The Soloist
True life drama from Atonement director
Having brought a brittle grace to adaptations of Pride and Prejudice and Atonement, director Joe Wright makes a splashy stateside debut with The Soloist, a true-life drama about an unexpected friendship between world-weary LA journalist Steve Lopez (Robert Downey Jr) and homeless musician Nathaniel Ayers, played by Jamie Foxx.
Recognising that Ayers is a gifted musician who cracked up under the pressures of the prestigious Julliard music school, Lopez writes regular newspaper copy about the musician’s skid-row predicament, leading to a volatile friendship between the two men. The always charismatic Downey Jr makes an ideal filter to help dodge the inherent sentimentality of Ayer’s story, offering a welcome strain of laconic exasperation that still isn’t enough to offset Foxx’s mugging performance or the inbuilt do-goodery of the whole enterprise.

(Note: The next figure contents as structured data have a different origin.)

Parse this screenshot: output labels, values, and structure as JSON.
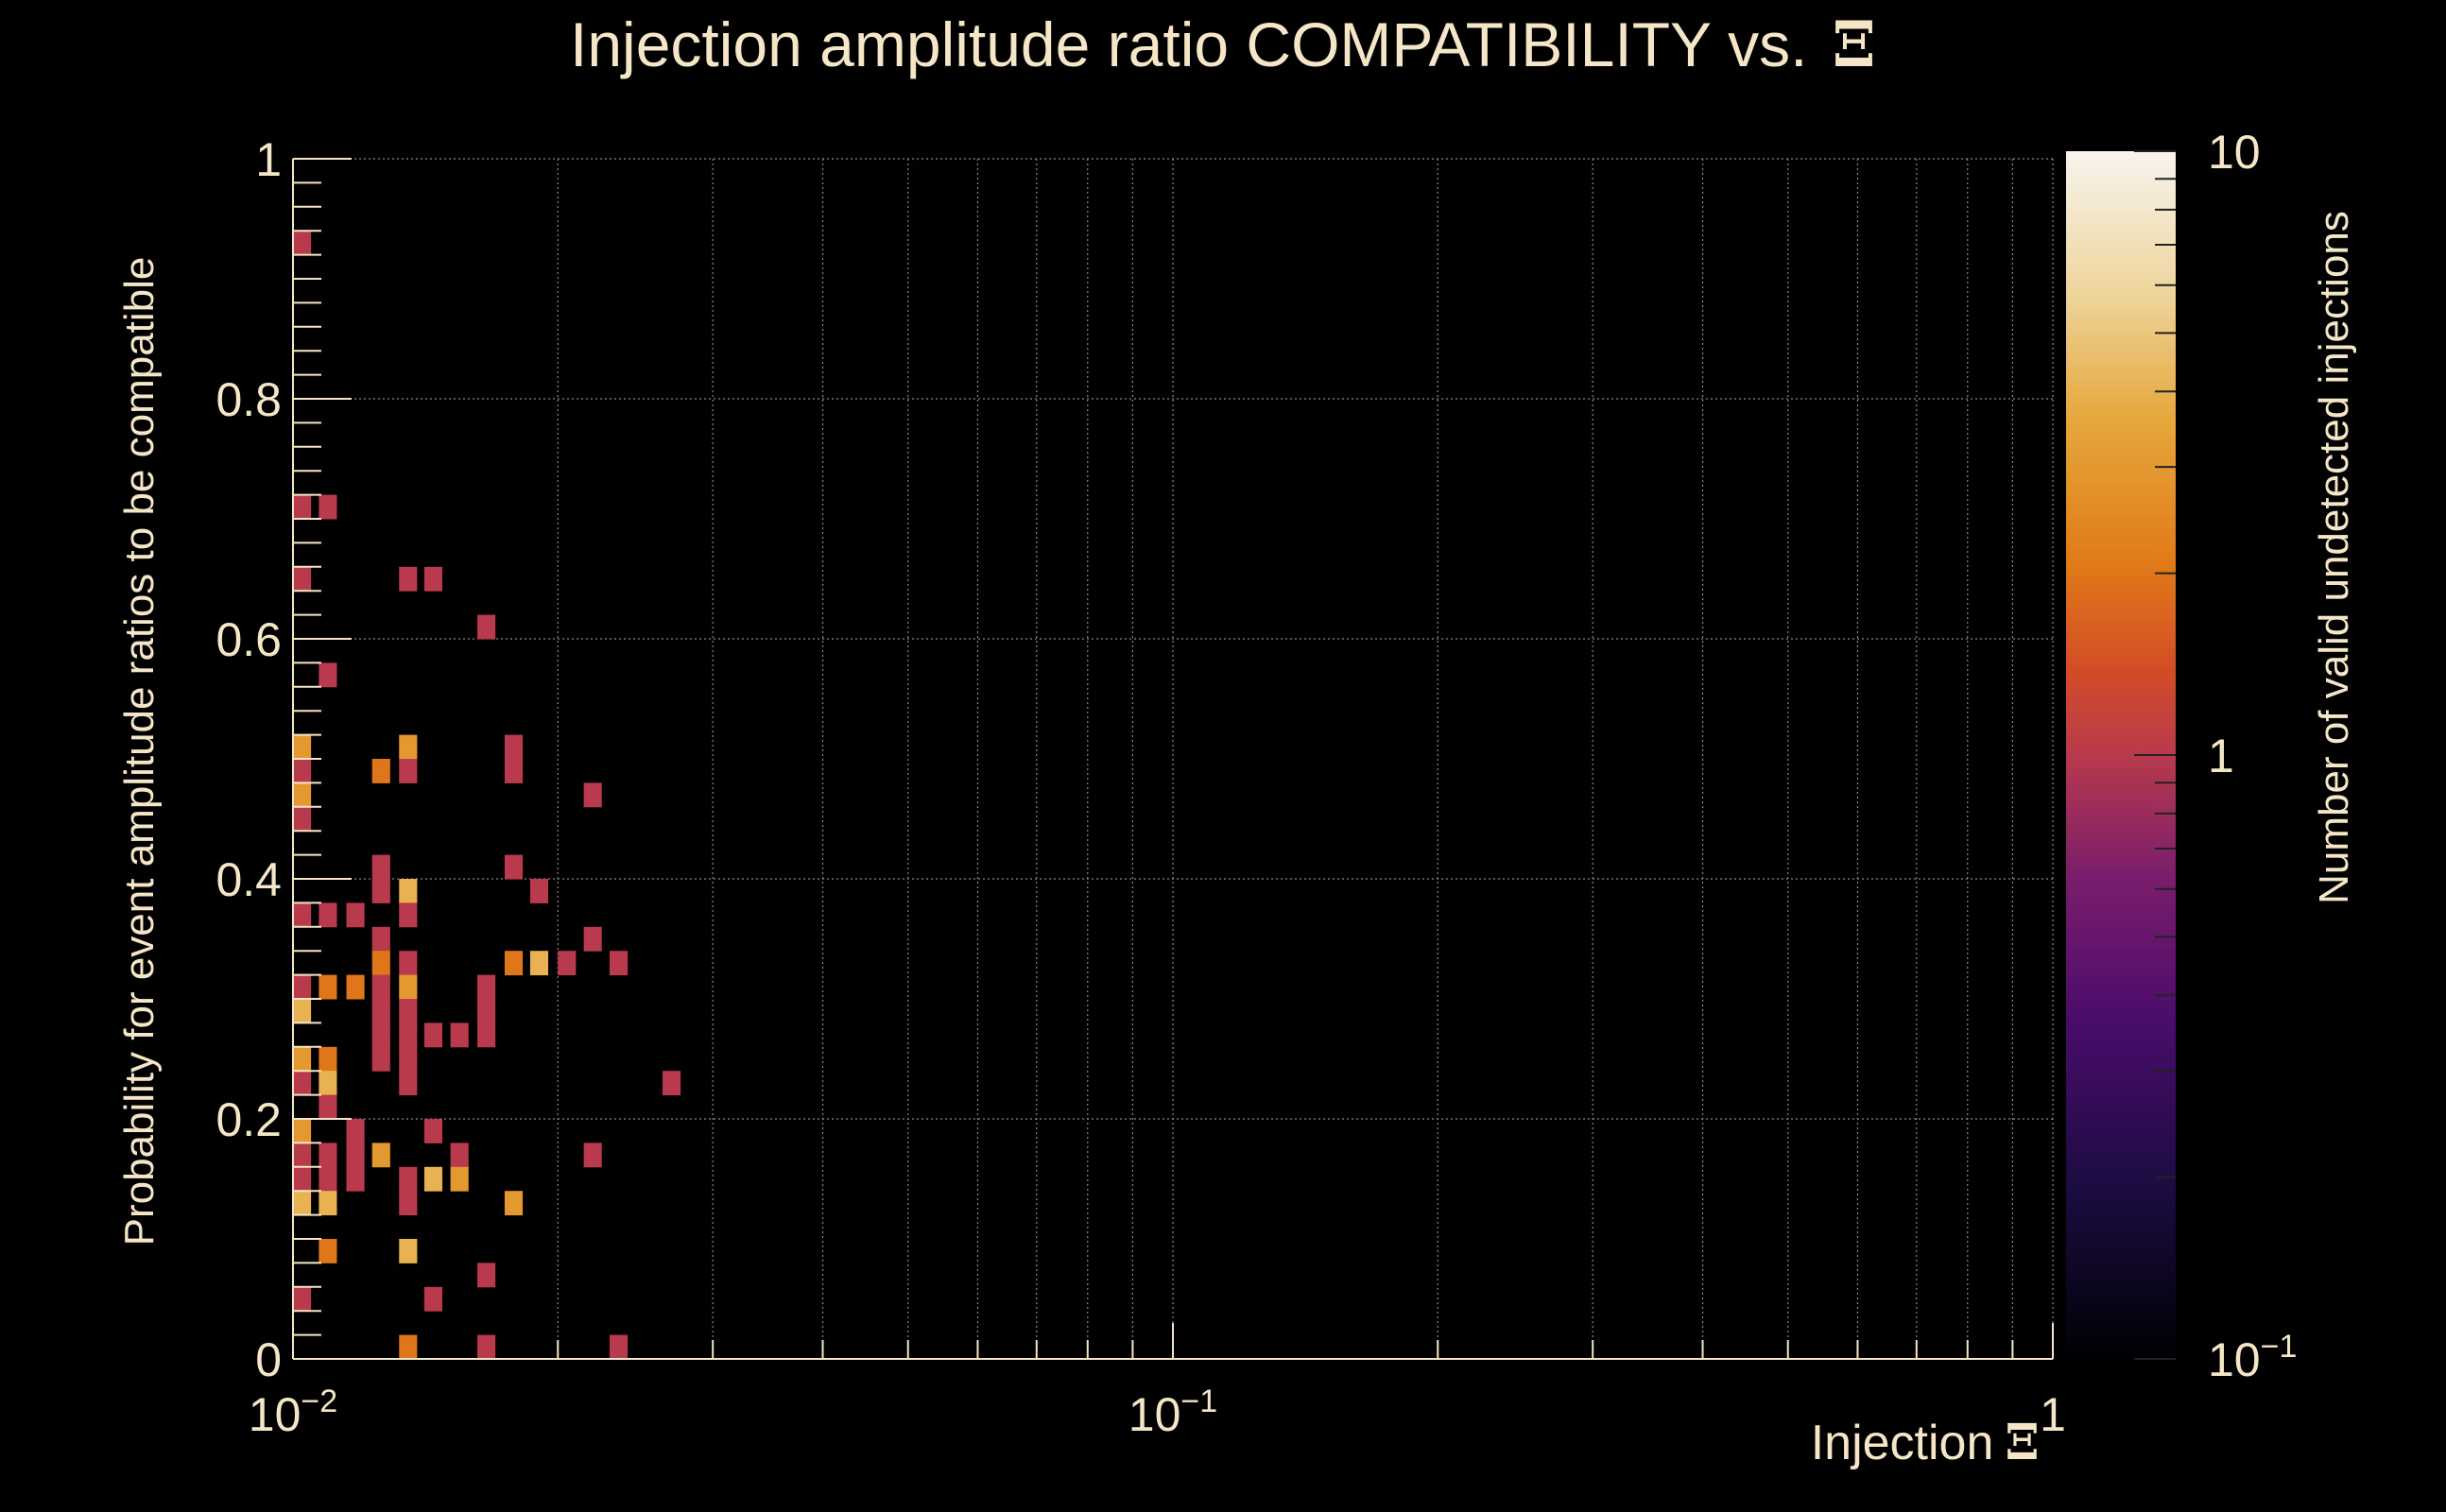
{
  "chart_data": {
    "type": "heatmap",
    "title": "Injection amplitude ratio COMPATIBILITY vs.",
    "title_symbol": "Ξ",
    "xlabel": "Injection",
    "xlabel_symbol": "Ξ",
    "ylabel": "Probability for event amplitude ratios to be compatible",
    "zlabel": "Number of valid undetected injections",
    "x_scale": "log",
    "xlim": [
      0.01,
      1
    ],
    "ylim": [
      0,
      1
    ],
    "z_scale": "log",
    "zlim": [
      0.1,
      10
    ],
    "x_ticks": [
      {
        "value": 0.01,
        "base": "10",
        "exp": "−2"
      },
      {
        "value": 0.1,
        "base": "10",
        "exp": "−1"
      },
      {
        "value": 1,
        "base": "1",
        "exp": ""
      }
    ],
    "y_ticks": [
      {
        "value": 0,
        "label": "0"
      },
      {
        "value": 0.2,
        "label": "0.2"
      },
      {
        "value": 0.4,
        "label": "0.4"
      },
      {
        "value": 0.6,
        "label": "0.6"
      },
      {
        "value": 0.8,
        "label": "0.8"
      },
      {
        "value": 1,
        "label": "1"
      }
    ],
    "z_ticks": [
      {
        "value": 10,
        "base": "10",
        "exp": ""
      },
      {
        "value": 1,
        "base": "1",
        "exp": ""
      },
      {
        "value": 0.1,
        "base": "10",
        "exp": "−1"
      }
    ],
    "grid": true,
    "bins": {
      "x_count": 100,
      "y_count": 50
    },
    "cells": [
      [
        0.01,
        0.92,
        1
      ],
      [
        0.01,
        0.7,
        1
      ],
      [
        0.0107,
        0.7,
        1
      ],
      [
        0.01,
        0.64,
        1
      ],
      [
        0.0132,
        0.64,
        1
      ],
      [
        0.0141,
        0.64,
        1
      ],
      [
        0.0162,
        0.6,
        1
      ],
      [
        0.0107,
        0.56,
        1
      ],
      [
        0.01,
        0.5,
        3
      ],
      [
        0.0132,
        0.5,
        3
      ],
      [
        0.0174,
        0.5,
        1
      ],
      [
        0.01,
        0.48,
        1
      ],
      [
        0.0123,
        0.48,
        2
      ],
      [
        0.0132,
        0.48,
        1
      ],
      [
        0.0174,
        0.48,
        1
      ],
      [
        0.01,
        0.46,
        3
      ],
      [
        0.0214,
        0.46,
        1
      ],
      [
        0.01,
        0.44,
        1
      ],
      [
        0.0123,
        0.4,
        1
      ],
      [
        0.0174,
        0.4,
        1
      ],
      [
        0.0123,
        0.38,
        1
      ],
      [
        0.0132,
        0.38,
        4
      ],
      [
        0.0186,
        0.38,
        1
      ],
      [
        0.01,
        0.36,
        1
      ],
      [
        0.0107,
        0.36,
        1
      ],
      [
        0.0115,
        0.36,
        1
      ],
      [
        0.0132,
        0.36,
        1
      ],
      [
        0.0123,
        0.34,
        1
      ],
      [
        0.0214,
        0.34,
        1
      ],
      [
        0.0123,
        0.32,
        2
      ],
      [
        0.0132,
        0.32,
        1
      ],
      [
        0.0174,
        0.32,
        2
      ],
      [
        0.0186,
        0.32,
        4
      ],
      [
        0.02,
        0.32,
        1
      ],
      [
        0.0229,
        0.32,
        1
      ],
      [
        0.01,
        0.3,
        1
      ],
      [
        0.0107,
        0.3,
        2
      ],
      [
        0.0115,
        0.3,
        2
      ],
      [
        0.0123,
        0.3,
        1
      ],
      [
        0.0132,
        0.3,
        3
      ],
      [
        0.0162,
        0.3,
        1
      ],
      [
        0.01,
        0.28,
        4
      ],
      [
        0.0123,
        0.28,
        1
      ],
      [
        0.0132,
        0.28,
        1
      ],
      [
        0.0162,
        0.28,
        1
      ],
      [
        0.0123,
        0.26,
        1
      ],
      [
        0.0132,
        0.26,
        1
      ],
      [
        0.0141,
        0.26,
        1
      ],
      [
        0.0151,
        0.26,
        1
      ],
      [
        0.0162,
        0.26,
        1
      ],
      [
        0.01,
        0.24,
        3
      ],
      [
        0.0107,
        0.24,
        2
      ],
      [
        0.0123,
        0.24,
        1
      ],
      [
        0.0132,
        0.24,
        1
      ],
      [
        0.01,
        0.22,
        1
      ],
      [
        0.0107,
        0.22,
        4
      ],
      [
        0.0132,
        0.22,
        1
      ],
      [
        0.0263,
        0.22,
        1
      ],
      [
        0.0107,
        0.2,
        1
      ],
      [
        0.01,
        0.18,
        3
      ],
      [
        0.0115,
        0.18,
        1
      ],
      [
        0.0141,
        0.18,
        1
      ],
      [
        0.01,
        0.16,
        1
      ],
      [
        0.0107,
        0.16,
        1
      ],
      [
        0.0115,
        0.16,
        1
      ],
      [
        0.0123,
        0.16,
        3
      ],
      [
        0.0151,
        0.16,
        1
      ],
      [
        0.0214,
        0.16,
        1
      ],
      [
        0.01,
        0.14,
        1
      ],
      [
        0.0107,
        0.14,
        1
      ],
      [
        0.0115,
        0.14,
        1
      ],
      [
        0.0132,
        0.14,
        1
      ],
      [
        0.0141,
        0.14,
        4
      ],
      [
        0.0151,
        0.14,
        3
      ],
      [
        0.01,
        0.12,
        4
      ],
      [
        0.0107,
        0.12,
        4
      ],
      [
        0.0132,
        0.12,
        1
      ],
      [
        0.0174,
        0.12,
        3
      ],
      [
        0.0107,
        0.08,
        2
      ],
      [
        0.0132,
        0.08,
        4
      ],
      [
        0.0162,
        0.06,
        1
      ],
      [
        0.01,
        0.04,
        1
      ],
      [
        0.0141,
        0.04,
        1
      ],
      [
        0.0132,
        0.0,
        2
      ],
      [
        0.0162,
        0.0,
        1
      ],
      [
        0.0229,
        0.0,
        1
      ]
    ]
  }
}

Yet The Soloist sometimes soars, with Wright and cinematographer Seamus McGarvey conjuring powerful poetic visuals to match the agony and the ecstasy of the Bach and Beethoven on the soundtrack, providing a window into the soul of the artist which snaps shut whenever the screen-writing conventions kick in. The Soloist isn’t a bad effort from Wright, but it falls well short of the greatness it clearly aspires to.